- Caretaker government to dispute plan in Constitutional Court
- Rajoy struggles to seal government deal as impasse drags on
Nationalists in Catalonia approved a plan to secede from Spain in a vote held by the region’s parliament, defying the nation’s Constitutional Court and challenging acting Prime Minister Mariano Rajoy as he struggles to form a government.
Spain’s caretaker administration said it has called on the state’s attorney to present a challenge before the Constitutional Court dismissing the plan, which lists the steps that would be followed to create independence, including drafting a Catalan constitution.
The latest escalation in the multiyear separatist movement signals renewed impetus from Catalans to break away from Spain.
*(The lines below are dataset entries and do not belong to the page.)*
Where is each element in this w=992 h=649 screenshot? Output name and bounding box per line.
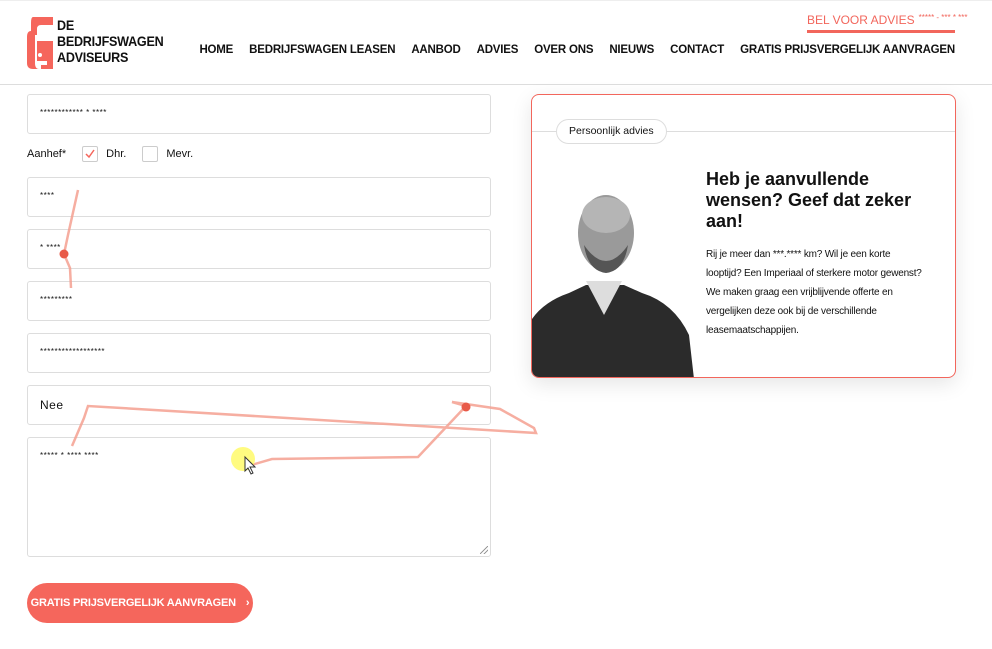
logo-line: ADVISEURS xyxy=(57,49,129,65)
nav-home[interactable]: HOME xyxy=(199,44,233,56)
advisor-photo xyxy=(532,195,694,377)
logo-line: BEDRIJFSWAGEN xyxy=(57,33,164,49)
last-name-input[interactable]: * **** xyxy=(27,229,491,269)
nav-bedrijfswagen-leasen[interactable]: BEDRIJFSWAGEN LEASEN xyxy=(249,44,395,56)
nav-gratis-prijsvergelijk[interactable]: GRATIS PRIJSVERGELIJK AANVRAGEN xyxy=(740,44,955,56)
textarea-value: ***** * **** **** xyxy=(40,451,99,460)
check-icon xyxy=(85,149,95,159)
call-for-advice-link[interactable]: BEL VOOR ADVIES ***** - *** * *** xyxy=(807,13,968,33)
nav-contact[interactable]: CONTACT xyxy=(670,44,724,56)
resize-handle-icon[interactable] xyxy=(480,546,488,554)
main-nav: HOME BEDRIJFSWAGEN LEASEN AANBOD ADVIES … xyxy=(199,44,955,56)
dhr-checkbox[interactable] xyxy=(82,146,99,162)
email-input[interactable]: ****************** xyxy=(27,333,491,373)
phone-input[interactable]: ********* xyxy=(27,281,491,321)
card-heading: Heb je aanvullende wensen? Geef dat zeke… xyxy=(706,169,912,231)
logo-text: DE BEDRIJFSWAGEN ADVISEURS xyxy=(57,17,164,69)
chevron-right-icon: › xyxy=(245,597,250,609)
card-body: Rij je meer dan ***.**** km? Wil je een … xyxy=(706,249,922,336)
aanhef-group: Aanhef* Dhr. Mevr. xyxy=(27,146,193,162)
first-name-input[interactable]: **** xyxy=(27,177,491,217)
submit-button[interactable]: GRATIS PRIJSVERGELIJK AANVRAGEN › xyxy=(27,583,253,623)
site-header: DE BEDRIJFSWAGEN ADVISEURS BEL VOOR ADVI… xyxy=(0,0,992,85)
submit-label: GRATIS PRIJSVERGELIJK AANVRAGEN xyxy=(30,597,236,609)
van-logo-icon xyxy=(27,17,53,69)
advice-card: Persoonlijk advies Heb je aanvullende we… xyxy=(531,94,956,378)
dhr-label: Dhr. xyxy=(106,148,127,160)
mevr-label: Mevr. xyxy=(166,148,194,160)
call-label: BEL VOOR ADVIES xyxy=(807,13,915,27)
logo[interactable]: DE BEDRIJFSWAGEN ADVISEURS xyxy=(27,17,175,69)
mevr-checkbox[interactable] xyxy=(142,146,159,162)
message-textarea[interactable]: ***** * **** **** xyxy=(27,437,491,557)
aanhef-label: Aanhef* xyxy=(27,148,67,160)
nav-nieuws[interactable]: NIEUWS xyxy=(609,44,654,56)
nav-over-ons[interactable]: OVER ONS xyxy=(534,44,593,56)
select-field[interactable]: Nee xyxy=(27,385,491,425)
advice-tag: Persoonlijk advies xyxy=(556,119,667,144)
logo-line: DE xyxy=(57,17,74,33)
nav-aanbod[interactable]: AANBOD xyxy=(411,44,460,56)
phone-number: ***** - *** * *** xyxy=(918,13,968,22)
company-input[interactable]: ************ * **** xyxy=(27,94,491,134)
nav-advies[interactable]: ADVIES xyxy=(477,44,519,56)
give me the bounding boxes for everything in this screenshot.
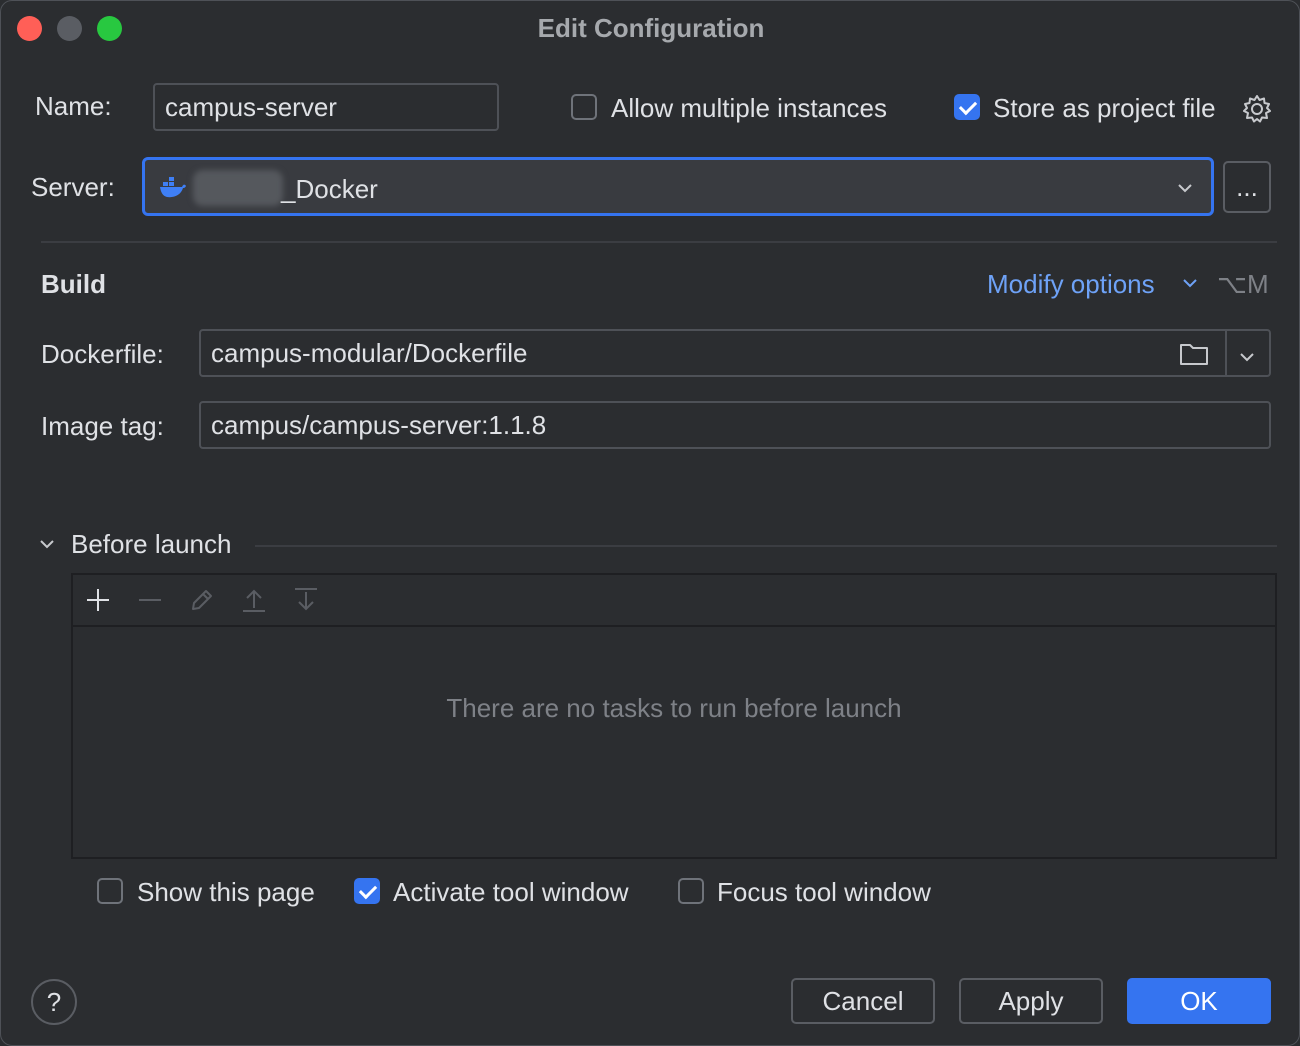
modify-options-shortcut: ⌥M [1217,269,1269,299]
chevron-down-icon[interactable] [1237,343,1257,363]
allow-multiple-instances-checkbox[interactable] [571,94,597,120]
remove-icon[interactable] [137,587,163,613]
dockerfile-input-value: campus-modular/Dockerfile [211,337,528,368]
add-icon[interactable] [85,587,111,613]
server-more-button-label: ... [1236,171,1258,202]
store-as-project-file-checkbox[interactable] [954,94,980,120]
cancel-button[interactable]: Cancel [791,978,935,1024]
help-button[interactable]: ? [31,979,77,1025]
cancel-button-label: Cancel [822,985,904,1016]
chevron-down-icon [1175,178,1195,198]
divider [41,241,1277,243]
redacted-server-name [193,170,283,206]
before-launch-panel: There are no tasks to run before launch [71,573,1277,859]
focus-tool-window-checkbox[interactable] [678,878,704,904]
folder-icon[interactable] [1179,342,1209,366]
before-launch-heading: Before launch [71,529,232,559]
dockerfile-input[interactable]: campus-modular/Dockerfile [199,329,1271,377]
edit-icon[interactable] [189,587,215,613]
chevron-down-icon[interactable] [37,534,57,554]
help-icon: ? [46,986,62,1017]
focus-tool-window-label: Focus tool window [717,877,931,907]
divider [255,545,1277,547]
chevron-down-icon[interactable] [1181,274,1199,292]
dockerfile-label: Dockerfile: [41,339,164,369]
edit-configuration-dialog: Edit Configuration Name: campus-server A… [0,0,1300,1046]
modify-options-link[interactable]: Modify options [987,269,1155,300]
image-tag-input-value: campus/campus-server:1.1.8 [211,409,547,440]
gear-icon[interactable] [1241,93,1273,125]
activate-tool-window-checkbox[interactable] [354,878,380,904]
image-tag-label: Image tag: [41,411,164,441]
server-more-button[interactable]: ... [1223,161,1271,213]
show-this-page-label: Show this page [137,877,315,907]
image-tag-input[interactable]: campus/campus-server:1.1.8 [199,401,1271,449]
activate-tool-window-label: Activate tool window [393,877,629,907]
name-label: Name: [35,91,112,121]
show-this-page-checkbox[interactable] [97,878,123,904]
store-as-project-file-label: Store as project file [993,93,1216,123]
window-title: Edit Configuration [537,13,765,43]
build-heading: Build [41,269,106,299]
name-input-value: campus-server [165,91,337,122]
allow-multiple-instances-label: Allow multiple instances [611,93,888,123]
name-input[interactable]: campus-server [153,83,499,131]
before-launch-empty-text: There are no tasks to run before launch [446,693,902,723]
server-select-value: _Docker [281,174,378,204]
divider [1225,331,1227,375]
server-select[interactable]: _Docker [142,157,1214,216]
server-label: Server: [31,172,115,202]
move-down-icon[interactable] [293,587,319,613]
before-launch-toolbar [73,575,1275,627]
move-up-icon[interactable] [241,587,267,613]
ok-button-label: OK [1180,985,1218,1016]
apply-button[interactable]: Apply [959,978,1103,1024]
ok-button[interactable]: OK [1127,978,1271,1024]
apply-button-label: Apply [998,985,1064,1016]
docker-icon [159,174,187,200]
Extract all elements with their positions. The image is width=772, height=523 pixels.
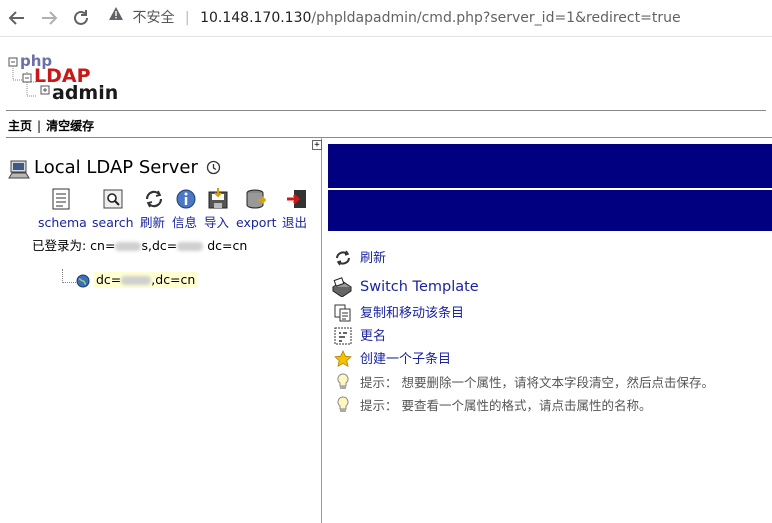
server-name: Local LDAP Server [34,157,198,178]
hint-attribute-format-label: 提示： 要查看一个属性的格式，请点击属性的名称。 [360,398,652,413]
tree-connector [62,269,76,283]
warning-icon [108,6,124,30]
svg-text:admin: admin [52,82,118,104]
url-separator: | [184,10,190,26]
clock-icon[interactable] [206,160,221,175]
action-rename-label: 更名 [360,329,387,344]
redacted-text [177,242,204,251]
toolbar-logout[interactable]: 退出 [282,188,312,232]
logout-icon [286,188,308,210]
toolbar-export[interactable]: export [236,188,278,232]
tree-item-label[interactable]: dc= ,dc=cn [94,272,198,288]
entry-subtitle-bar [328,190,772,231]
forward-arrow-icon[interactable] [38,7,60,29]
redacted-text [115,242,142,251]
action-create-child-label: 创建一个子条目 [360,352,452,367]
url-field[interactable]: 不安全 | 10.148.170.130/phpldapadmin/cmd.ph… [108,6,681,30]
redacted-text [121,276,152,285]
toolbar-export-label: export [236,215,277,230]
action-copy-move-label: 复制和移动该条目 [360,306,465,321]
header-divider-top [6,110,766,112]
expand-panel-button[interactable]: + [312,140,322,150]
import-icon [207,188,229,210]
toolbar-schema[interactable]: schema [36,188,87,232]
menu-separator: | [37,119,42,133]
top-menu: 主页 | 清空缓存 [8,117,94,134]
toolbar-import[interactable]: 导入 [204,188,232,232]
star-icon [334,350,352,368]
toolbar-refresh[interactable]: 刷新 [140,188,168,232]
lightbulb-icon [334,396,352,414]
switch-template-icon [331,277,353,298]
refresh-icon [334,249,352,267]
logged-in-mid1: s,dc= [141,238,178,253]
url-path: /phpldapadmin/cmd.php?server_id=1&redire… [311,10,681,26]
copy-move-icon [334,304,352,322]
entry-detail-panel: 刷新 Switch Template 复制和移动该条目 更名 创建一个子条目 提… [328,144,772,523]
toolbar-info[interactable]: 信息 [172,188,200,232]
logged-in-as: 已登录为: cn= s,dc= dc=cn [32,235,247,254]
toolbar-search[interactable]: search [92,188,134,232]
schema-icon [50,188,72,210]
reload-icon[interactable] [70,7,92,29]
tree-item-prefix: dc= [96,272,122,287]
home-link[interactable]: 主页 [8,119,32,133]
back-arrow-icon[interactable] [6,7,28,29]
server-computer-icon [8,158,30,180]
action-switch-template-label: Switch Template [360,279,479,295]
toolbar-refresh-label: 刷新 [140,215,166,230]
logged-in-prefix: 已登录为: cn= [32,238,116,253]
action-refresh-label: 刷新 [360,251,387,266]
globe-icon [76,273,90,288]
clear-cache-link[interactable]: 清空缓存 [46,119,94,133]
phpldapadmin-logo[interactable]: php LDAP admin [8,52,118,104]
refresh-icon [143,188,165,210]
export-icon [244,188,267,210]
server-tree-panel: + Local LDAP Server schema search 刷新 信息 … [6,138,322,523]
tree-item-suffix: ,dc=cn [151,272,196,287]
toolbar-search-label: search [92,215,134,230]
toolbar-info-label: 信息 [172,215,198,230]
insecure-label: 不安全 [132,10,175,26]
toolbar-import-label: 导入 [204,215,230,230]
lightbulb-icon [334,373,352,391]
toolbar-logout-label: 退出 [282,215,308,230]
info-icon [175,188,197,210]
hint-delete-attribute-label: 提示： 想要删除一个属性，请将文本字段清空，然后点击保存。 [360,375,714,390]
logged-in-mid2: dc=cn [207,238,248,253]
toolbar-schema-label: schema [38,215,87,230]
url-host: 10.148.170.130 [200,10,312,26]
rename-icon [334,327,352,345]
entry-title-bar [328,144,772,188]
search-icon [102,188,124,210]
browser-address-bar: 不安全 | 10.148.170.130/phpldapadmin/cmd.ph… [0,0,772,37]
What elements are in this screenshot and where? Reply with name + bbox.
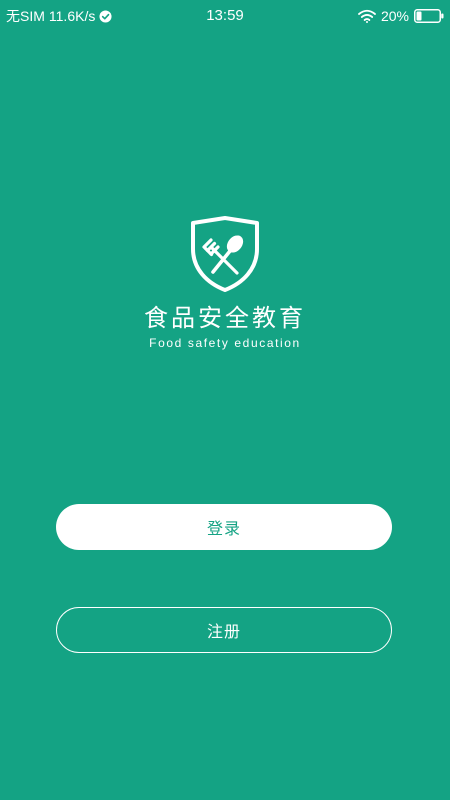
status-right: 20% (358, 8, 444, 24)
app-title: 食品安全教育 (144, 304, 306, 332)
app-subtitle: Food safety education (149, 336, 301, 350)
login-button-label: 登录 (206, 519, 241, 538)
wifi-icon (358, 9, 376, 23)
battery-percent: 20% (380, 8, 409, 24)
battery-icon (414, 9, 444, 23)
app-logo: 食品安全教育 Food safety education (0, 215, 450, 351)
register-button-label: 注册 (206, 622, 241, 641)
shield-fork-spoon-icon (191, 216, 259, 292)
login-button[interactable]: 登录 (56, 504, 392, 550)
register-button[interactable]: 注册 (56, 607, 392, 653)
status-bar: 无SIM 11.6K/s 13:59 20% (0, 0, 450, 32)
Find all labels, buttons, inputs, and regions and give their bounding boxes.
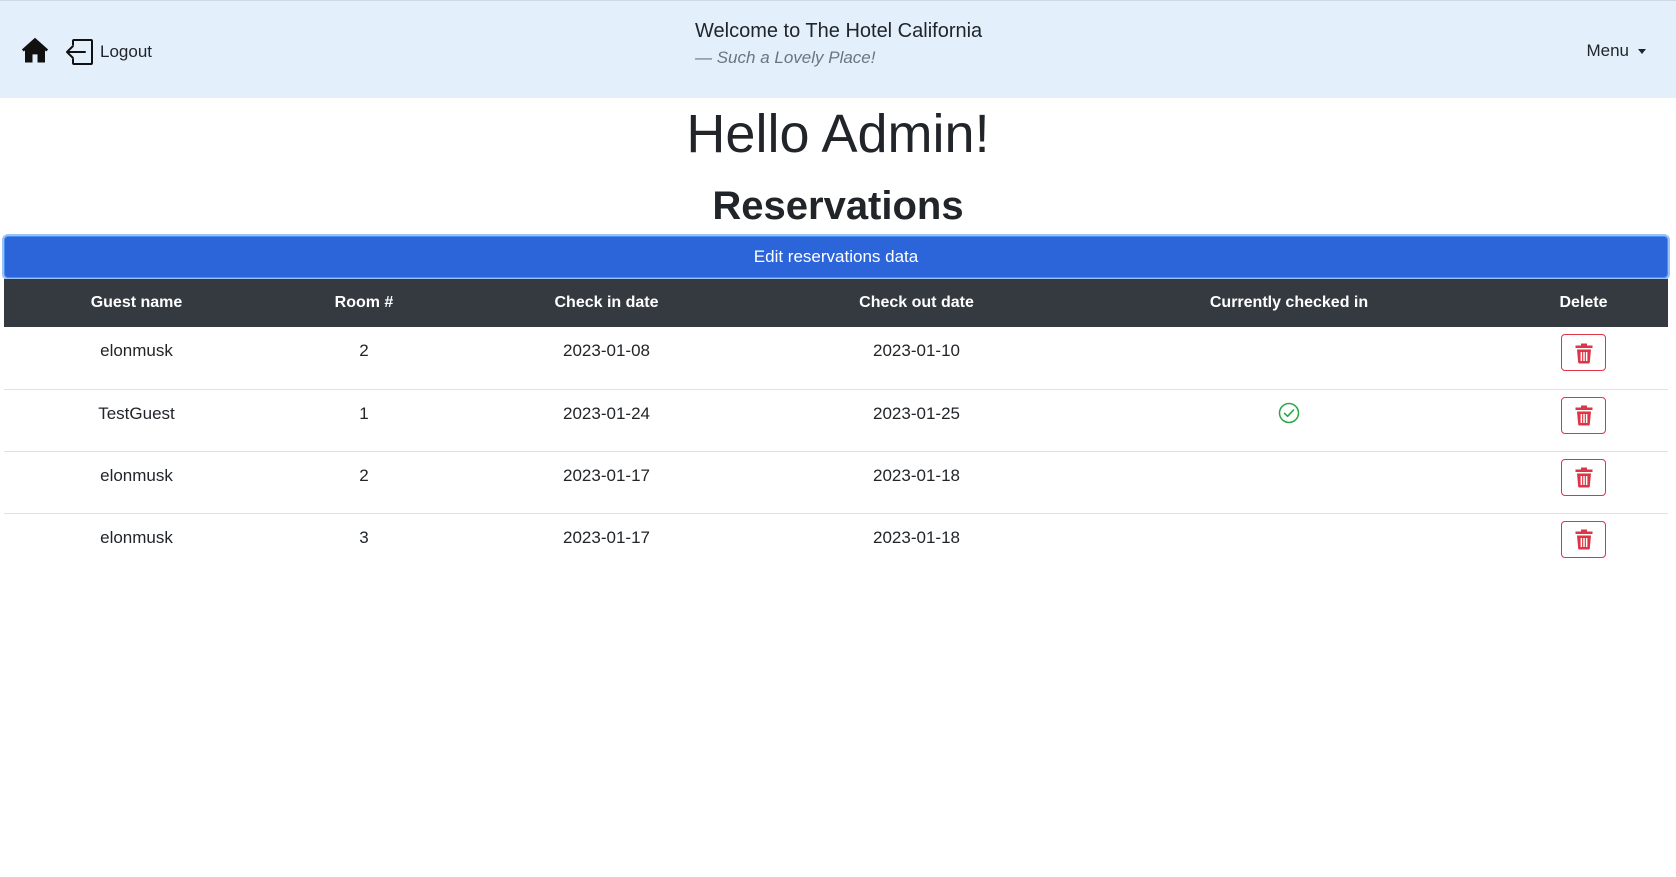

It coincides with a seven-month political deadlock sparked by two inconclusive elections that left the nation without a government. While Rajoy increased his party’s seats in parliament in the second vote, he’s failed to agree on governing terms with other parties, fueling prospects for a third election.
Opposition leaders echoed the government’s rejection of the Catalan plan. The head of the Socialist party, Pedro Sanchez, said there can be no democracy without common rules, while Albert Rivera, the Catalan-born leader of liberals Ciudadanos, described it as a attack on Spanish democracy. They both have rejected supporting Rajoy’s candidacy to become premier again.
The 61-year-old Popular Party leader is due to meet King Felipe on Thursday to discuss the state of government negotiations. Facing a parliamentary defeat, Rajoy has said he won’t undergo a vote of confidence in the 350-seat chamber that is needed to become PM unless he has received enough pledged support from rivals to guarantee his victory.